Calum Guinea cg771@cam.ac.uk
UK
Psychology, St Catharine's College
PhD thesis: Habenular Orchestration of Learning and Motivation across Depression and Anxiety
Research interests:
1. Computational psychiatry
2. Transdiagnostic approaches to mental health
3. Mental health ‘biomarkers’
4. Memory and decision making
My PhD focuses on how the habenula, a tiny and highly evolutionarily conserved brain structure contributes to our learning and motivation for reward and punishment, paricularly as it relates to specific symptoms of anxiety and depression. The aim of my PhD will be to disentangle the behavioural effects of anxiety and depression on learning and motivation, characterise their interaction during decision making and probe how the habenula contributes to these processes using 7T fMRI. A mechanistic understanding of how anxiety and depression symptoms affect learning and motivation will help inform treatment development, particularly for instances of comorbidity and describing the habenula’s role in these processes will help build a neural model of these symptoms.
Who or what inspired you to pursue your research interests?
The brain is perhaps the most complex thing we know to exist, the challenge of unlocking some of its mysteries is an exciting one.

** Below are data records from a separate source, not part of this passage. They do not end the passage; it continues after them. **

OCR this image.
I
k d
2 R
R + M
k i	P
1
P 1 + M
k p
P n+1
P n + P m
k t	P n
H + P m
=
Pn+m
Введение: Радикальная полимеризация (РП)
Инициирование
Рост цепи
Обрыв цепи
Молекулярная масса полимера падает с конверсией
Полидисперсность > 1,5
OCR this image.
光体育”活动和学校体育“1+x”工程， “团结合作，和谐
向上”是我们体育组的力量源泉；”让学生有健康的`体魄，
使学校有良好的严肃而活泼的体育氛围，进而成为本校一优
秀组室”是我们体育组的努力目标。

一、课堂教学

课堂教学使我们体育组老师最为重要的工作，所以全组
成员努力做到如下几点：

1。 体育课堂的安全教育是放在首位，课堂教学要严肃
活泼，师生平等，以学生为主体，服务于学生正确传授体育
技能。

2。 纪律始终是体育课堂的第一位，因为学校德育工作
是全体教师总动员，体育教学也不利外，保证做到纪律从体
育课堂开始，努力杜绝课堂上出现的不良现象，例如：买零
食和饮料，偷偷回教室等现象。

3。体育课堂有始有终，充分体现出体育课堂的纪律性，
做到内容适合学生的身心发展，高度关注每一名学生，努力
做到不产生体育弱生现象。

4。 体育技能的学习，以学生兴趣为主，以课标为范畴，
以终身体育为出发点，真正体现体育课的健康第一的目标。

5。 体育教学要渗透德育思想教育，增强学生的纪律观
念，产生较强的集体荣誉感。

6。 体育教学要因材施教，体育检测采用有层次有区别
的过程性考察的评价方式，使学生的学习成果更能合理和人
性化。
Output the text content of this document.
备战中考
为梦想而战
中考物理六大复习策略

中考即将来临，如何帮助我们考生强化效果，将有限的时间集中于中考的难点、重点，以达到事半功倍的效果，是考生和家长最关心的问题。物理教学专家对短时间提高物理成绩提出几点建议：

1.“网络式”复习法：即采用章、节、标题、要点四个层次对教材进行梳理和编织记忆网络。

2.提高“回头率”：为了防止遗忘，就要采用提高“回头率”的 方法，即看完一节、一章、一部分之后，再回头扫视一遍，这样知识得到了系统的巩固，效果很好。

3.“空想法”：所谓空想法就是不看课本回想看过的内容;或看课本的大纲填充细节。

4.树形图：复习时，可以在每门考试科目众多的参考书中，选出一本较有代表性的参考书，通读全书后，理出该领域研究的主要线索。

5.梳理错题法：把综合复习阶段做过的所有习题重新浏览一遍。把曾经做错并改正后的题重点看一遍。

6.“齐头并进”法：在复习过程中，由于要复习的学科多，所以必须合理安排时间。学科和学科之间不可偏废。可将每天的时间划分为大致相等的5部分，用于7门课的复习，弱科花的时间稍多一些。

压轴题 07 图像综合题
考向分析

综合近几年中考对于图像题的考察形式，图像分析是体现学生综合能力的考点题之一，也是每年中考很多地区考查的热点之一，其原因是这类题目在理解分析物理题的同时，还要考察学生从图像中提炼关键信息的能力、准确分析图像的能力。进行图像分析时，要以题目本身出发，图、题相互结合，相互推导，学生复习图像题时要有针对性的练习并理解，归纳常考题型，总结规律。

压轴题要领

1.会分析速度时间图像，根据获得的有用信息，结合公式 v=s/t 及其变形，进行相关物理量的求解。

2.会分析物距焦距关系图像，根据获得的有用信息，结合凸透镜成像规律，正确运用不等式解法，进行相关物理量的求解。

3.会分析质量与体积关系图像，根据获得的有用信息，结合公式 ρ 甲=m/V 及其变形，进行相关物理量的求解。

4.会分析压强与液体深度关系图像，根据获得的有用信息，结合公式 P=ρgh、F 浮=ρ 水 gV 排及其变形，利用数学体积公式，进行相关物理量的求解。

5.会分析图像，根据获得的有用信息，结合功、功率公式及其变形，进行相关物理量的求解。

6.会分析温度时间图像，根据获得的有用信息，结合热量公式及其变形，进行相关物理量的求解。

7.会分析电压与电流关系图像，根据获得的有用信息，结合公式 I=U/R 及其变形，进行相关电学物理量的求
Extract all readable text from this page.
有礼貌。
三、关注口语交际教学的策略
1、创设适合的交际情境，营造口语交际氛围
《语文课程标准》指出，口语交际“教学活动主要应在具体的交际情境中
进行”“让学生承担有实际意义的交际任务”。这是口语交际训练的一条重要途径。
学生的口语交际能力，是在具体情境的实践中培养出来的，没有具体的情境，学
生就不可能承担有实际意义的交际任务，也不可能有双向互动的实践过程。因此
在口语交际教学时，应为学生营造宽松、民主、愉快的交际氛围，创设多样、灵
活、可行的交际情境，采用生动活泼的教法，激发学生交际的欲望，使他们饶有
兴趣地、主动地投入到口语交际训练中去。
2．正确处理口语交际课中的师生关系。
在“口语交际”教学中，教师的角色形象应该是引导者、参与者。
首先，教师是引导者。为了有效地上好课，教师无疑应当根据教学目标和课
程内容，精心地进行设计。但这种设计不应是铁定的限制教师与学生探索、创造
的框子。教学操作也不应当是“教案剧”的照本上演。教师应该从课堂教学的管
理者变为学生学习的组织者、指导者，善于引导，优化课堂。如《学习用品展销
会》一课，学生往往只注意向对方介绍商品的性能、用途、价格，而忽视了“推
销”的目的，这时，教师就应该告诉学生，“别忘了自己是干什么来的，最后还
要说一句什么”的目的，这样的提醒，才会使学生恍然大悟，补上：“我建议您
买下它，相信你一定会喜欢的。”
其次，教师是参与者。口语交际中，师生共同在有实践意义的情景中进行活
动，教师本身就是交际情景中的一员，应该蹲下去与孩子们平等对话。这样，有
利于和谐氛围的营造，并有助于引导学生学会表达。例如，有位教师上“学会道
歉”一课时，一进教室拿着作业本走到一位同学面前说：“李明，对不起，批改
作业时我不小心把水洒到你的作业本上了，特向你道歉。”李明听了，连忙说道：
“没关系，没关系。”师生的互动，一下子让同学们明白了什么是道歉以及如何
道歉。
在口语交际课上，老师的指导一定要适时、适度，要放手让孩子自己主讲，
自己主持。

My interest in mental health comes from experience working with patients and the relative stagnation in treatment development for psychiatric conditions. In order to improve outcomes for people with a mental health diagnosis we need to develop a mechanistic understanding of symptoms and think beyond traditional diagnostic categories. My research aims to contribute to this understanding by providing a mechanistic description of cardinal anxiety and depression symptoms.